The Bridgeville police station may be getting a “drug take back” box where residents can dispose of unused prescription medications, Mayor Betty Copeland told council last week.
Police departments in South Fayette, Mt. Lebanon, and some other nearby communities have similar programs.
The drug dropbox programs are designed to serve several goals:
- Reduce the amount of legally prescribed narcotics that get diverted for illegal sale or consumption
- Reduce accidental poisonings—especially by children—from unused or expired drug stored around the house
- Reduce the amount of prescription chemicals that enter the environment, especially via flushing.
State-wide, drug take-back boxes resulted in 19,000 pounds of prescription pharmaceuticals being destroyed by authorities, according to the PA Dept. of Drug and Alcohol Programs.

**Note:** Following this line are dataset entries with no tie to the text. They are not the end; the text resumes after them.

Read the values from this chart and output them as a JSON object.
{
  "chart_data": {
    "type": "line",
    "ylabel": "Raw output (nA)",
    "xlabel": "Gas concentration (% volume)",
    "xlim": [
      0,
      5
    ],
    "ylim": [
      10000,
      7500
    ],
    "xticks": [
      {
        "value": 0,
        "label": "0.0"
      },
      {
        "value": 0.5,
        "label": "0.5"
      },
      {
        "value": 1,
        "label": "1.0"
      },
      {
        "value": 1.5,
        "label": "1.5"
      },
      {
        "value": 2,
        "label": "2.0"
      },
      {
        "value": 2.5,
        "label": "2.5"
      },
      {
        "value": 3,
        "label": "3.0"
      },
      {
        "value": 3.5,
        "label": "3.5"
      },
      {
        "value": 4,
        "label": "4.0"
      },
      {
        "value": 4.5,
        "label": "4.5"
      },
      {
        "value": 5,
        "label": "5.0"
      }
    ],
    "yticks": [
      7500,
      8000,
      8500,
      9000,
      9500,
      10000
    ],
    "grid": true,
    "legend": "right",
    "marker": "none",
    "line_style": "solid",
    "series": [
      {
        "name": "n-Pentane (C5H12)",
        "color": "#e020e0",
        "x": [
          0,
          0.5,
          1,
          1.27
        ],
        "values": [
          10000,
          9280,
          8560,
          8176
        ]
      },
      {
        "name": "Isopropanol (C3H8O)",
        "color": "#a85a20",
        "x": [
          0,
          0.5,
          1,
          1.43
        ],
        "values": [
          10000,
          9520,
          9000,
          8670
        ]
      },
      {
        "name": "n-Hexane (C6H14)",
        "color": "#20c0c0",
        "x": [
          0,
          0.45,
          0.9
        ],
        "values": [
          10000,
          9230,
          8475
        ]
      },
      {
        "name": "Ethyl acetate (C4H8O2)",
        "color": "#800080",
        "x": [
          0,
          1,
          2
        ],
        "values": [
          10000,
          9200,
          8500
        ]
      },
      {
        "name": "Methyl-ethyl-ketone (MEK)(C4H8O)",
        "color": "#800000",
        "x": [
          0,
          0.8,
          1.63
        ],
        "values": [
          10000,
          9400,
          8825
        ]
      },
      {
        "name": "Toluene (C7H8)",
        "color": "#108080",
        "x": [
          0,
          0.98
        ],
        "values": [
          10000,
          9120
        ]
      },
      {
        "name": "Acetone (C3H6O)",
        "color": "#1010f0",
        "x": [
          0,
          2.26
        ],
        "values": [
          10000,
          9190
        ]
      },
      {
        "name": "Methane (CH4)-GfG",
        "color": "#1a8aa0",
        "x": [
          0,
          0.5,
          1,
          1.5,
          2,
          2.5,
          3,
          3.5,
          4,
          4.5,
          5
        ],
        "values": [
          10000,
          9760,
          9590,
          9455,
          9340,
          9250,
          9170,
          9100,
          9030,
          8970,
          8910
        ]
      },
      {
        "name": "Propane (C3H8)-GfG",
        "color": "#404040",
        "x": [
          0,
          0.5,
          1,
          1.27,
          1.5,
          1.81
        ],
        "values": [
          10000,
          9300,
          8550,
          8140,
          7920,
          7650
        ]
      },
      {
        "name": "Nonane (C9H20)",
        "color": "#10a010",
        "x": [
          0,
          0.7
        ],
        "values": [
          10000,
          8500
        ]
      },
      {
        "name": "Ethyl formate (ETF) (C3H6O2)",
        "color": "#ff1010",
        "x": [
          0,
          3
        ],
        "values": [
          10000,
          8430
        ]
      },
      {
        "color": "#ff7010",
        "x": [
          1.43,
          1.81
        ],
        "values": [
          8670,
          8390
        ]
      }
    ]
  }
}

But the whether the boxes help prevent grandma’s pain medication being sold on the streets is less clear.
A study in Kentucky found that only 0.3% of the opioids prescribed in the region ever made their way back to a take-back box.
A separate study of a medication take-back event in Wisconsin found that the opioid prescriptions collected still had 73% of the pills unused, which suggests that doctors are overprescribing or patients may have been saving the pills.
Another research team concluded that permanent take-back boxes are more effective is smaller communities—areas with populations of less than 10,000 residents—than in larger cities.
The effect of take-back boxes on the environment are still unclear.
In any case, installing a box at the Bridgeville police station might be a low-cost way to at least try to get some unneeded prescriptions out of people’s houses.